Earlier today, I listened to a talk at Harvard STS by Tim O’Reilly about his new book on digital platforms and antitrust and governing the digital economy and its many algorithms more broadly.

The talk was for me an interesting benchmark in how my thinking has evolved around digital technology governance over the past few years.

As I did, O’Reilly comes from the world of Silicon Valley, and is quite familiar with the details and logics of the digital systems under discussion. His focus especially was on large platforms like Facebook, Google, Amazon and so on.

He talked about how these systems (and their algorithms in particular) are designed primarily with particular “objective functions” in mind (clicks, watch time, whatever), and framed the problems of the digital tech world, then, as one of outdated or mis-targeted objective functions. If only we chose the right objective function, then the digital world might be more healthy, the talk seemed to suggest.

He also analogized this with the economy more broadly, noting that we similarly design economic policy “algorithms” (tax incentives etc.) to serve some objective function, which may increasingly be wrong, yielding increases in inequality etc. And so we must update the objectives to solve the problem rightly. O’Reilly invoked Al Roth and market design theory here, another pole of my intellectual influences.

In short, my read of O’Reilly’s take is that he does not take issue with the fundamental (largely technocratic) modes and mechanisms of governance – including the central role of data and algorithms – in these digital spaces. He does, however, feel that they ought to be refined, retargeted etc.

When I had just come out of the world of building digital technologies I had ideas that were in many ways consonant with Tim’s. I had been working in a role where I was myself a technocrat, concerned with the “right management” of a digital platform market. When I left that space for an academic path, intending to focus on broader questions in technology policy, I took with me many of the implicit governance assumptions that I’d internalized as a data scientists.

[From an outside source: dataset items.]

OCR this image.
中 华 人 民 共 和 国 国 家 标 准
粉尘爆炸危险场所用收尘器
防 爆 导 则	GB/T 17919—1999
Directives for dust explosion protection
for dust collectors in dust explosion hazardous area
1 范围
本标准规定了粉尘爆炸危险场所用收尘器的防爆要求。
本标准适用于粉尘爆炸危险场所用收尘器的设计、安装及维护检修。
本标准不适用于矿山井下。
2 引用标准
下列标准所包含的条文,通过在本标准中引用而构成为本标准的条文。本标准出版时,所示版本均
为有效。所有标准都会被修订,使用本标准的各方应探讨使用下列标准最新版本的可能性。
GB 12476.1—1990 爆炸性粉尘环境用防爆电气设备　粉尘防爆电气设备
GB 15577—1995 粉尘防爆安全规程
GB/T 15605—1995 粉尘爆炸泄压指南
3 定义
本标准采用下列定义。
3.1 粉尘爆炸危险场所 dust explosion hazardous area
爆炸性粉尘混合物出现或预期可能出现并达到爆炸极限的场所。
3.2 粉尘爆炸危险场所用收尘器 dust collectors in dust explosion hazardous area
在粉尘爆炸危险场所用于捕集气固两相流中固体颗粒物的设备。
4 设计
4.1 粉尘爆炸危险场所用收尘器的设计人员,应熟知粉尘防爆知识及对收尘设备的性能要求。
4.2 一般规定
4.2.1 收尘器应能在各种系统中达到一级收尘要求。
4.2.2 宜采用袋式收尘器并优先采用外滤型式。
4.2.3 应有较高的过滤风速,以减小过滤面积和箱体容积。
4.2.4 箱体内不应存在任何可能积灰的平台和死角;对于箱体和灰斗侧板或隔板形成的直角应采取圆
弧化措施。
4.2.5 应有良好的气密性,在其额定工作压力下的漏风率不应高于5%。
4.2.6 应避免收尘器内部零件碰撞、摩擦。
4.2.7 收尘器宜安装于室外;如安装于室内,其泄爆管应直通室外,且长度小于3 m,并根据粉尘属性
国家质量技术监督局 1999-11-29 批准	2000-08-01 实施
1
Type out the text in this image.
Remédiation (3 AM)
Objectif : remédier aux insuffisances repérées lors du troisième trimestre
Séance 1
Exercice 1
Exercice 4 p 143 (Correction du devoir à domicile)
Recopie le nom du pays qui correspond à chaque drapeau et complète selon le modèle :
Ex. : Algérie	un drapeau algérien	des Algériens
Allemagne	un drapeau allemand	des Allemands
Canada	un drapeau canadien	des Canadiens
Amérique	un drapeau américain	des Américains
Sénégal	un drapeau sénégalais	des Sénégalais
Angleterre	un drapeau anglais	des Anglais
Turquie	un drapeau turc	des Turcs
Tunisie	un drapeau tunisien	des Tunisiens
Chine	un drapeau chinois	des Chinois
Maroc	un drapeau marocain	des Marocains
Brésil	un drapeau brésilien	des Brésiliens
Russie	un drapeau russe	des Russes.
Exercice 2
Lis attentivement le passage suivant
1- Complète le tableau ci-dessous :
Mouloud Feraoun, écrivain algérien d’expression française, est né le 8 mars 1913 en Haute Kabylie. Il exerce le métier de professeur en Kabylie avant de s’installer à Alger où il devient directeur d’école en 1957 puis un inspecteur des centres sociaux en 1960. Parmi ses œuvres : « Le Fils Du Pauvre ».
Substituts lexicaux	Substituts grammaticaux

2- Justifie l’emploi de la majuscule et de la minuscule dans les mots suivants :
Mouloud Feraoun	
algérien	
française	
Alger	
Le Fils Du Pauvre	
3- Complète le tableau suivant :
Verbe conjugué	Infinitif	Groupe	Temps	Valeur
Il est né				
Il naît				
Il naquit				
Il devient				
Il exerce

In short, I felt that governance of digital platforms through data (experiments etc.) was largely appropriate on some level, though perhaps with a broader set of more socially-oriented goals in mind. For example, in my first stint at the Berkman Klein Center, I can remember reading and being excited about so-called “Regulation 2.0” ideas (see, for example,1, and 2) along these lines1.

Throught my time in the tech world, I did have some serious seeds of anti-technocracy, though – in my prior work, I can remember having conversations with various colleagues about the lack of democratic input by platform participants into the various governance / design decisions that we were making, and so on.

Still, in listening to O’Reilly, I noticed how much my views have evolved. Here is the question that I typed out to put to Tim (though I did not submit it):

You talked about the importance of choosing / updating the right objective functions for defining the algorithm systems that govern much of the web. But isn’t it possible that the problem is not that we have chosen the wrong objective functions (or failed to update them), but more fundamentally that we have deferred so much of the governance of digital spaces (and economies!) to these “algorithmic” tools of relentless optimization, designed by technocrats (technologists, economists) vs. other modes of governance that e.g. embed more democratic oversight in system design?

Another thrust of concerns that I had fiddled with inserting here was around the implicit logics of “unintended consequences” in O’Reilly’s frame – i.e. the idea that various objective functions had been selected in a well-intended way, but that they became distorted e.g. by the narrow literalness of the computer’s understanding in ways that “we” did not expected. Unintended for who? As one of the commentators elegantly put it: who is this we, and what about those of us that may not feel included in it?

Contra my initial perspectives on these topics (more in line with O’Reilly), I notice here the seeds (or perhaps now saplings) of various intellectual influences that I have encountered since departing from the corporate tech world:

  1. Jasanoffian science and technology studies (STS)
  2. Law & political economy (LPE) work on antitrust in the digital world (especially by Lina Khan & K. Sabeel Rahman)
  3. Projects like J. Nathan Mathias’s Citizens & Technology Lab (previously CivilServant) and the platform cooperativism movement.
  4. Interaction with the blockchain world

While these influences may seem disparate, they intertwine for me in mutually questioning the implicit technocratic logics of corporate tech platform governance and, in different ways and different settings, injecting greater democratic input into the governance of digital spaces.

  1. I haven’t revisited these ideas in a while, so I am not sure what I would think about them these days. It would be interesting to explore them again.